First-gen Mustang fastbacks are among the most sought-after pony cars, and none are more desirable than a Shelby GT350. This is number 47 of the 562 built by Shelby for 1965. That means it was built in the original Venice shop before Shelby’s move a few miles south to its facility by LAX . Of course, it comes with the tuned 289 V-8 and a suspension meant for the track.
This one has been recently restored and then cosmetically touched up in 2019, so it’s still looking Venice-fresh. Its chock-full of all the Shelby goodies you’d want, too, including the 16-inch wood steering wheel found on early-production GT350s and the fiberglass gauge pod with the original oil pressure gauge.
Just six original Daytona coupes were built after Shelby employee Pete Brock was tasked with sculpting a car body capable of keeping up with the sleek Ferraris on the Mulsanne Straight at Le Mans. The design remains one of the most beautiful race cars ever penned.

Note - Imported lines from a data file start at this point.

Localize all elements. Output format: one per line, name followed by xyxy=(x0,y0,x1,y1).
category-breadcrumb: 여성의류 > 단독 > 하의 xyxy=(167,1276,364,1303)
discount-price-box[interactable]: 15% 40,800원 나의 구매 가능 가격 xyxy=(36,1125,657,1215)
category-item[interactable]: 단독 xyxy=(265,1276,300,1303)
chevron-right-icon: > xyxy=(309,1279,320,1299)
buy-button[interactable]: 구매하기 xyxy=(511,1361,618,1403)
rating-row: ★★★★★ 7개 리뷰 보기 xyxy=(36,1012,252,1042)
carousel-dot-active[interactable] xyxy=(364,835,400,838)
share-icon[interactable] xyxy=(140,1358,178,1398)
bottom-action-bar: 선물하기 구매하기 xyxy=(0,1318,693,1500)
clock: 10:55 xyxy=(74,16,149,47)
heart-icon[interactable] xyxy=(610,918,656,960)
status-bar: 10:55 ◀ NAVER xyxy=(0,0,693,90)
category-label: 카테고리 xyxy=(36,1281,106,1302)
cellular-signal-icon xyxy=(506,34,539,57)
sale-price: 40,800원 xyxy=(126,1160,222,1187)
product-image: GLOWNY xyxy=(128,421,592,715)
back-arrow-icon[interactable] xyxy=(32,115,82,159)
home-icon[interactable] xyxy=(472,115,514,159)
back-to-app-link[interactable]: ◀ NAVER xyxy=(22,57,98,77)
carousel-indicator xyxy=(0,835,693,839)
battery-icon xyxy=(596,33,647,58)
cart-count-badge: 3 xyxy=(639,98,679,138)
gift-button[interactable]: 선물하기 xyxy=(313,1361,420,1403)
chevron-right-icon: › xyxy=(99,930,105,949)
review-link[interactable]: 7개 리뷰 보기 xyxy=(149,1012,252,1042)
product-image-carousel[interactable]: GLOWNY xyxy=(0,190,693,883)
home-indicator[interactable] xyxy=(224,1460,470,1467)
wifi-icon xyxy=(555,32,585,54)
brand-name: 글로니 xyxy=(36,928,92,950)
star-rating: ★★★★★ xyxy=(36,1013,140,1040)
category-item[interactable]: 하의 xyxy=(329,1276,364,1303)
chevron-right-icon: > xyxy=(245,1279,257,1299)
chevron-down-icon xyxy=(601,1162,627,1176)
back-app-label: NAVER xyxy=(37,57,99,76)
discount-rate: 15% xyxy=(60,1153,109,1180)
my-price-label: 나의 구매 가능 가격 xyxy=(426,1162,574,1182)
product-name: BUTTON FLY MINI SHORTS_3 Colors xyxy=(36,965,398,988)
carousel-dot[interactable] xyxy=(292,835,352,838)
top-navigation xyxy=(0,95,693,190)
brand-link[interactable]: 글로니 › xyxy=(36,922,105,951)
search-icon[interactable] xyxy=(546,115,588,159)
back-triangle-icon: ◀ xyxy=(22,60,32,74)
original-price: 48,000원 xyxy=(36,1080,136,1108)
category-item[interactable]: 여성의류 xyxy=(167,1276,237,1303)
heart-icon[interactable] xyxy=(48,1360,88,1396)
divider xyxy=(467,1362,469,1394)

Like the originals, this continuation Daytona coupe features an aluminum body and a gorgeous Ford small-block to match. The engine’s topped by a quartet of Weber downdraft carburetors so that each intake port gets its own throttle. The sparse interior won’t do much to dampen the engine sound, but that’s a feature, not a bug.
This 2008 build from Superformance celebrates Carroll Shelby’s 85th birthday. It’s the first of 85 built and the color scheme is a homage to the GT40 campaigned by Chris Amon and Bruce McLaren in 1966. About 90 percent of the parts used in the run of 85 are interchangeable with the originals—like the steel roof, complete with Gurney bubble—although Superformance did make some modern upgrades. For example, there’s galvanized steel in the chassis for corrosion resistance, plus air conditioning and Wilwood brakes—and some serious hot-rodding on the Ford FE engine. The mill now displaces 511, rather than 427, cubic inches and output is nearly 600 hp.
Just like it did in the ’60s, Shelby built its 2012 GT350 with an improved suspension and added a new front fascia that also helped it breathe on the track. This 5.0-liter-powered Mustang is equipped with the optional six-speed automatic and benefits from a host of Shelby upgrades, including 19-inch Cragar wheels, Wilwood brakes, and Ford Racing anti-roll bars and adjustable caster-camber plates. Scoops on the rockers and fascia feed brake cooling vents. This pristine example has fewer than 1000 miles on the odometer.
If open-air cruising is more your thing, this drop-top Shelby GT350 may be up your alley. Nearly identical to the coupe we just mentioned, this one has even fewer miles on the odometer—just 290. Since 2012 marked the first time a Shelby Mustang convertible was offered since 1970, this one may have additional collector appeal.
Of the road cars bearing the Shelby name, the Series 1 possesses the most Shelby influence; it wasn’t based on any existing platform or OEM design. The production model would go on to use a 4.0-liter Oldsmobile version of the Northstar V-8, but this design model has no powerplant. It’s an early clay model that looks every bit like the real thing, but the doors, hood, and trunk don’t open. For those that have the room in their collection, and an interest in automotive design, this Series 1 model may be a bargain; it represents so much of Carroll Shelby’s vision of a proper sports car.